We describe the experimental setup of a continuously variable pulsed NMR spectrometer for solid‐state investigations, based on a fast magnetic field cycling technique (Zeeman‐field range H=0–1700 Oe, spin–lattice relaxation time range T₁?10 ms), and report on measurements of the proton relaxation time T₁ in solid odd‐numbered paraffin C₁₉H₄₀ (Larmor frequency range ω_L/2π=5.8 kHz–86 MHz, temperature range ϑ=−195 to +32°C).
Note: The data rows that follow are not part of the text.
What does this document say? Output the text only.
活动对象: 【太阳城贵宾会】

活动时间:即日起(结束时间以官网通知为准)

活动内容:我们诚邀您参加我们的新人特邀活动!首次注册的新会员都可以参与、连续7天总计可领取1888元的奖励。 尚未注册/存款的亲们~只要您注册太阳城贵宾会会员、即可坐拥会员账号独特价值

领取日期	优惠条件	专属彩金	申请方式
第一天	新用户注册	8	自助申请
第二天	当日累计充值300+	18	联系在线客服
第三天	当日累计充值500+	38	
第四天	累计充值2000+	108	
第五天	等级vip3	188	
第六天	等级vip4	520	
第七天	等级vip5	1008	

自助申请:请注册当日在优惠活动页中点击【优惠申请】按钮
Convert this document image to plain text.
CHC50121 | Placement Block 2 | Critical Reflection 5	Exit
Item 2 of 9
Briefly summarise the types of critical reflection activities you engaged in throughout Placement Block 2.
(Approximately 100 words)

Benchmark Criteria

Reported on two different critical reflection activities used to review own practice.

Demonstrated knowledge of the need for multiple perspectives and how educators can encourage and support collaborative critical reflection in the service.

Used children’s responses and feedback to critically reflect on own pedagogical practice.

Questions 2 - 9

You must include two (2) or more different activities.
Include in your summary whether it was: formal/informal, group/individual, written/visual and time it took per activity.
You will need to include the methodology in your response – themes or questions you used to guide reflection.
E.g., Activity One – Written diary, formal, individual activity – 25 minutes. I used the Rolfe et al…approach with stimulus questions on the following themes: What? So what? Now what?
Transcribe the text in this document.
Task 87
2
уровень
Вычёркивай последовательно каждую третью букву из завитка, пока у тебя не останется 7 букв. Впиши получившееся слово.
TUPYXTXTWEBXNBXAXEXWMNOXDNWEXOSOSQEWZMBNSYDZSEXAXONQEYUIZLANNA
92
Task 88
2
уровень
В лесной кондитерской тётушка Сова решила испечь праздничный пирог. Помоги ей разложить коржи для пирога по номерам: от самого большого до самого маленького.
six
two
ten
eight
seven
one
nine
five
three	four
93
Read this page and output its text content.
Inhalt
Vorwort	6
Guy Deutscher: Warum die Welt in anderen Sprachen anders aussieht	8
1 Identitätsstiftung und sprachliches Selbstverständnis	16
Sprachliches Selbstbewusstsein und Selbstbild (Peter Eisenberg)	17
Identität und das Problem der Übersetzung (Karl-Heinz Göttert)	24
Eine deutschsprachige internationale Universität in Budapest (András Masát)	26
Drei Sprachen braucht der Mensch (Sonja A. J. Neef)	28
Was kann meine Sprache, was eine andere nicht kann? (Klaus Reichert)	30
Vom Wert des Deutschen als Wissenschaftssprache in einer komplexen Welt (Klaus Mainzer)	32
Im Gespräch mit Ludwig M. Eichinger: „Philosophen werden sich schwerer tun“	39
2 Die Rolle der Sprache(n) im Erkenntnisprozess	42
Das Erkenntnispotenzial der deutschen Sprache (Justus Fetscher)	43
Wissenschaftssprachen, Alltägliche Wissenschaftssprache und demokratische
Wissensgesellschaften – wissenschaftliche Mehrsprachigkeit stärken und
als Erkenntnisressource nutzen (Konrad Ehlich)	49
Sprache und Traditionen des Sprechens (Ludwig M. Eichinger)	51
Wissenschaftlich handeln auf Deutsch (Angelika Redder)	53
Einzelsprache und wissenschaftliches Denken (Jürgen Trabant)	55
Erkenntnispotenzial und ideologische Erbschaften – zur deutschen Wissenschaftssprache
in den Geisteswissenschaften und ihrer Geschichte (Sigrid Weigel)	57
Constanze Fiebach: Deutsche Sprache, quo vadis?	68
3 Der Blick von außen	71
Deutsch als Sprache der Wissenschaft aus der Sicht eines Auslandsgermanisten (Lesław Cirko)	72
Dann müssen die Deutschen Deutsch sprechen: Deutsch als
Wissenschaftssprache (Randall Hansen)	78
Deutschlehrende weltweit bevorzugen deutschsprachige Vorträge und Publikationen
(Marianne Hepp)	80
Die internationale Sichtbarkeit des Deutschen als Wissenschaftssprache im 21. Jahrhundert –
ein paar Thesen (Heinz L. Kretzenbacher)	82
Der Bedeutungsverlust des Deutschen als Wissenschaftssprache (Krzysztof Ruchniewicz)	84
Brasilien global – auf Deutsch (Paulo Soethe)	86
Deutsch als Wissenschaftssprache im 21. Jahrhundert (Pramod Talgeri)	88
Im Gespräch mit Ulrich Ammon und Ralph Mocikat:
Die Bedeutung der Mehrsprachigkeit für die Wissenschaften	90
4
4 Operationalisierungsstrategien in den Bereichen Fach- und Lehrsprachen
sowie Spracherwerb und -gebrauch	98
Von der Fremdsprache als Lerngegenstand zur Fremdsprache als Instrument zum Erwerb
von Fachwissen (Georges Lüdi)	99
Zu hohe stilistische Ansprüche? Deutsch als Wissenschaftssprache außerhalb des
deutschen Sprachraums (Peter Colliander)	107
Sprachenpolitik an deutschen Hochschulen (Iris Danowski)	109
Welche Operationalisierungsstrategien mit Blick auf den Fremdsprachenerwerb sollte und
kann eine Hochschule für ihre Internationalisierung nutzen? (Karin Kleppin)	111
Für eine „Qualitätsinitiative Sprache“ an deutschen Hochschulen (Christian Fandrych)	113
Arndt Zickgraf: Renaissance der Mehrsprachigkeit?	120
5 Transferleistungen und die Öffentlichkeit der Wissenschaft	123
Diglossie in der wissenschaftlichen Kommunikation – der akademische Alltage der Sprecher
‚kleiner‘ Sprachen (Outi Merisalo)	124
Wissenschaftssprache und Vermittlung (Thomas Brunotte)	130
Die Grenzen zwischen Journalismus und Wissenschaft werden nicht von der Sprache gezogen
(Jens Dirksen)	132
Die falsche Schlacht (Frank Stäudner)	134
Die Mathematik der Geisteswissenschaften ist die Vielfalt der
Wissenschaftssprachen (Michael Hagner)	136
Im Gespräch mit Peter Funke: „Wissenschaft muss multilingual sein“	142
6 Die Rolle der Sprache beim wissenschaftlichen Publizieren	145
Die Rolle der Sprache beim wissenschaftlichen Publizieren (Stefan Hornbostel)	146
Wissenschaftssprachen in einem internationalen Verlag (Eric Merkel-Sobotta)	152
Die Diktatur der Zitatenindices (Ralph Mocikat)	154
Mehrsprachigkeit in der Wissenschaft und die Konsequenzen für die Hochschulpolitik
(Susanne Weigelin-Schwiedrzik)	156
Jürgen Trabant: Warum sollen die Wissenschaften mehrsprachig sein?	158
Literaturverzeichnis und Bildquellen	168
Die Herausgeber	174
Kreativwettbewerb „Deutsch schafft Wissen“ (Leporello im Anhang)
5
As a result of the extended frequency range one can identify three temperature regimes (I, II, III), where different relaxation mechanisms predominate. (I) In the low temperature regime the relaxation is determined by thermally activated rotational jumps of CH₃ end groups with uniform hindrance. (II) In the prerotator phase just below the rotational phase transition the relaxation is essentially caused by the additional mobility of CH₂ groups in thermally disordered molecules (kink defects); the T₁ dispersion can quantitatively be described by the one‐dimensional diffusion of kink defects in combination with competing rotational reorientations of the entire molecule. (III) In the rotator phase we observe T₁ contributions of two different CH₂ motions, supposed to be fast rotational reorientation of entire molecules and slow‐self‐diffusion or fluctuation of paraffin bundles, respectively. Our results agree for the prerotator phase with refined ideas of the Pechhold/Blasenbrey kink theory, but not for the rotator phase, where our analysis supports the Fischer/Strobl model of a premelting structure.